«Если бы в качестве феодалов, получателей церковной феодальной ренты, выступали те самые круги духовенства, которые непосредственно идейно воздействовали на массы, церковь потеряла бы свое влияние. […] Но сельские священники, которые, по преимуществу, обращались с проповедями к народу, не вкушали ничего от этой привольной жизни. […] Таким образом, благодаря этому резкому расслоению духовенства, церковь могла быть, с одной стороны, феодалом, пожинавшим плоды забитости крестьянства, а с другой стороны — его интимным другом, „соучастником“ и чуть ли не „зачинщиком“ его негодования против феодализма».[237]
Вместе с тем, такое положение сельского священника неизбежно порождало риск его перехода «на сторону народа», против, так сказать, «номенклатуры» — как церковной, так и мирской:
«В моменты наибольшего напора этого недовольства этот напор, как неудержимый прилив, отчасти поднимал вместе с собой и нижний пласт духовенства, искренне переходившего на сторону народа, — свидетельство огромной упругости, эластичности церкви, что и давало ей возможность никогда не отрываться от масс.
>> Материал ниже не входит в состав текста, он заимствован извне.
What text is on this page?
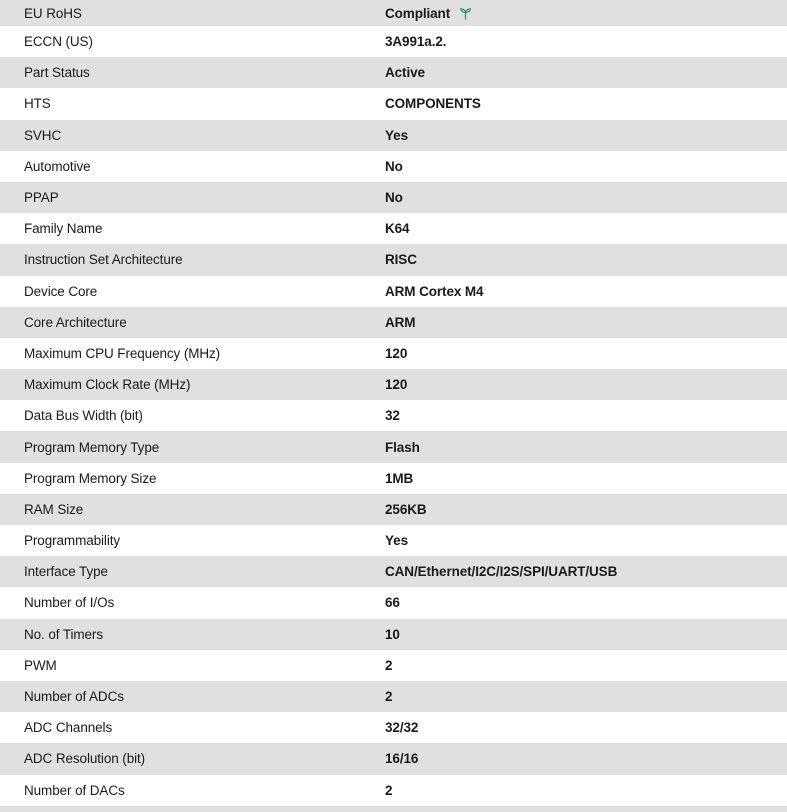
EU RoHS	Compliant
ECCN (US)	3A991a.2.
Part Status	Active
HTS	COMPONENTS
SVHC	Yes
Automotive	No
PPAP	No
Family Name	K64
Instruction Set Architecture	RISC
Device Core	ARM Cortex M4
Core Architecture	ARM
Maximum CPU Frequency (MHz)	120
Maximum Clock Rate (MHz)	120
Data Bus Width (bit)	32
Program Memory Type	Flash
Program Memory Size	1MB
RAM Size	256KB
Programmability	Yes
Interface Type	CAN/Ethernet/I2C/I2S/SPI/UART/USB
Number of I/Os	66
No. of Timers	10
PWM	2
Number of ADCs	2
ADC Channels	32/32
ADC Resolution (bit)	16/16
Number of DACs	2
Но, сохранив доверие масс, церковь использовала его лишь для того, чтобы, в конце концов, свести на нет их напор. Бесчисленные кадры той же „плебейской части“ духовенства кропотливой будничной работой восстанавливали в сознании масс тормоз, пресекавший революционную борьбу с феодализмом».[238]
На эту способность церкви «не отрываться от масс», во многом не утраченную и в XX веке, обращал внимание А. Грамши:
«Сила религий, и в особенности сила католической церкви, состояла и состоит в том, что они остро чувствуют необходимость объединения всей „религиозной“ массы на основе единого учения и стремятся не дать интеллектуально более высоким слоям оторваться от слоев низших. Римская церковь всегда настойчивее всех боролась против „официального“ образования двух религий: религии „интеллигенции“ и религии „простых душ“».[239]
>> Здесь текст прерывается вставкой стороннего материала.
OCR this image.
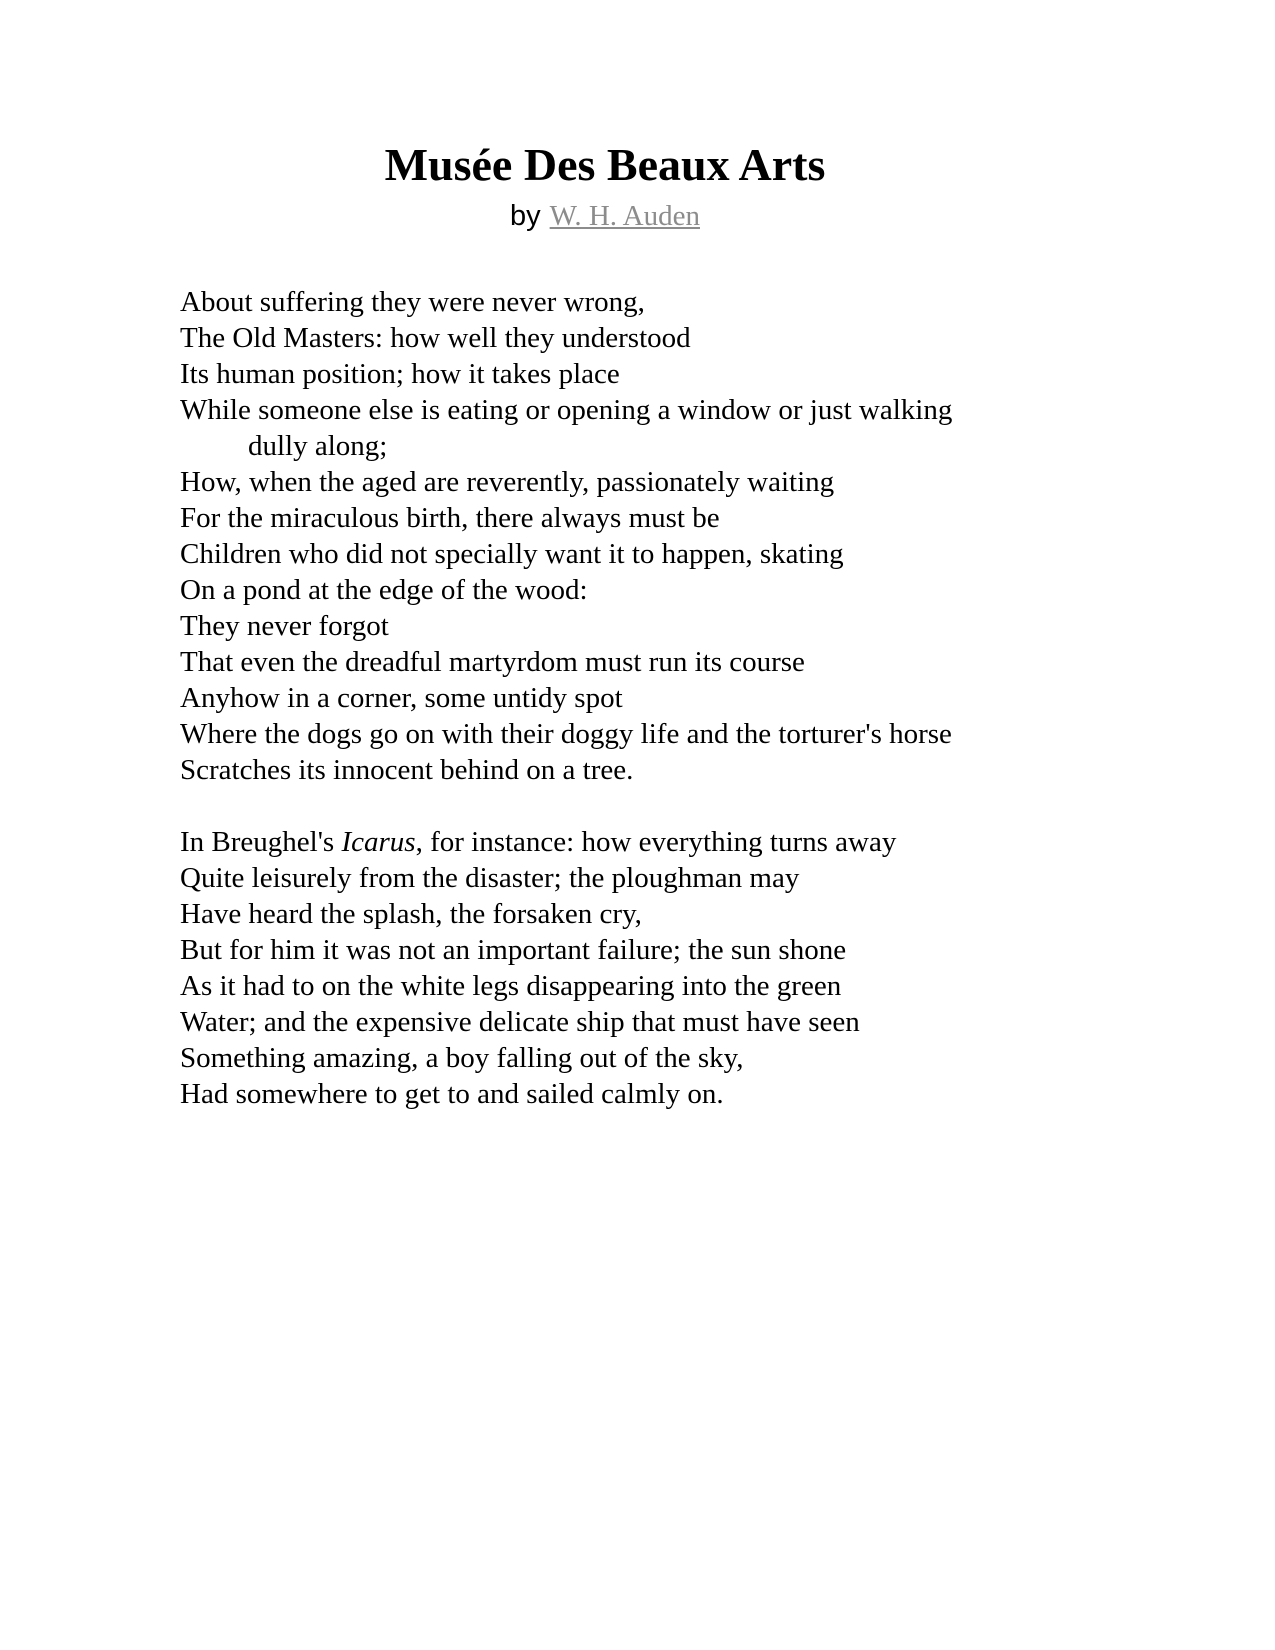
Musée Des Beaux Arts
by W. H. Auden
About suffering they were never wrong,
The Old Masters: how well they understood
Its human position; how it takes place
While someone else is eating or opening a window or just walking
dully along;
How, when the aged are reverently, passionately waiting
For the miraculous birth, there always must be
Children who did not specially want it to happen, skating
On a pond at the edge of the wood:
They never forgot
That even the dreadful martyrdom must run its course
Anyhow in a corner, some untidy spot
Where the dogs go on with their doggy life and the torturer's horse
Scratches its innocent behind on a tree.
In Breughel's Icarus, for instance: how everything turns away
Quite leisurely from the disaster; the ploughman may
Have heard the splash, the forsaken cry,
But for him it was not an important failure; the sun shone
As it had to on the white legs disappearing into the green
Water; and the expensive delicate ship that must have seen
Something amazing, a boy falling out of the sky,
Had somewhere to get to and sailed calmly on.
Подводя итоги своему анализу механизма убеждения, который использовала церковь, Поршнев пишет:
«Таков основной механизм, который делал религию материальной общественной силой, с помощью которого она усыпляла классовую борьбу и превращала волю к борьбе в согласие терпеть. Таков способ, с помощью которого она сплела в один клубок думы и чаяния народа о справедливом строе и расправе над угнетателями с угрозой страшных мук за неповиновение, густо переплетя и как бы сцементировав это противоречивое соединение огромным количеством архаических басен и мифов, ритуалов и культур».[240]
Расшатывание духовной монополии
Это была подлинная «идеологическая борьба». Отбросить мысль, по словам Поршнева, можно только мыслью. Он отмечает, что церкви никогда не удавалось установить абсолютную монополию на духовную жизнь, а значит, всегда сохранялись известные плацдармы для новых и новых покушений на нее:
«Вера в „ум“ неискоренимо жила в крестьянской массе. […] При всей непоколебимой вере крестьянина в правильность письменного слова („писания“), правильность означала для него и соответствие с действительностью, то есть реалистичность представлений, а также и справедливость, правду, право. Таким образом, в гуще средневекового крестьянства таились некоторые идейные потенции, могущие превратиться в антитезу слепому авторитету христианского вероучения».[241]
Наиболее распространенными были два направления покушения на монополию: апелляция к «старине» и ереси. О первой Поршнев пишет:
«Гигантскую подрывную силу скрывали в себе и попытки крестьянского сознания вырваться из христианского плена путем апелляции к „старине“. Авторитет „исконности“, „древности“ был для крестьянина не менее могуч, чем авторитет „ума“. […] Сколько ни клеймила церковь все, предшествовавшее христианству, как античное и варварское, как „языческое“, его пережитки и смутные воспоминания тайно будили доверие к себе в крестьянском мозгу — именно благодаря своей „извечности“, „исконности“. Привлекало доверие и предание о первоначальном, „чистом“ христианстве».[242]
Все эти попытки прорыва монополии ослабляли тормоз, с помощью которого церковь держала крестьянство в повиновении:
«Цепляясь за все это, крестьянское сознание „упиралось“, не давало легко тащить себя на поводу христианских канонов. Все это не могло развиться в самостоятельную идеологию, но постоянно порождало отдельные сомнения, отклонения, и духовенство ясно ощущало большее или меньшее идейное сопротивление „паствы“. И уже такое неясное сопротивление подчас ослабляло тот тормоз, который религия накладывала на стихийную тягу крестьянства к борьбе с окружающей действительностью».[243]
Вторым важнейшим направлением расшатывания идеологической монополии церкви были ереси:
«Итак, сознание народных масс неустанно искало возможности, основания, чтобы сбросить тот тормоз, который религия накладывала на тягу к борьбе, порождаемую в этих массах их экономическим положением.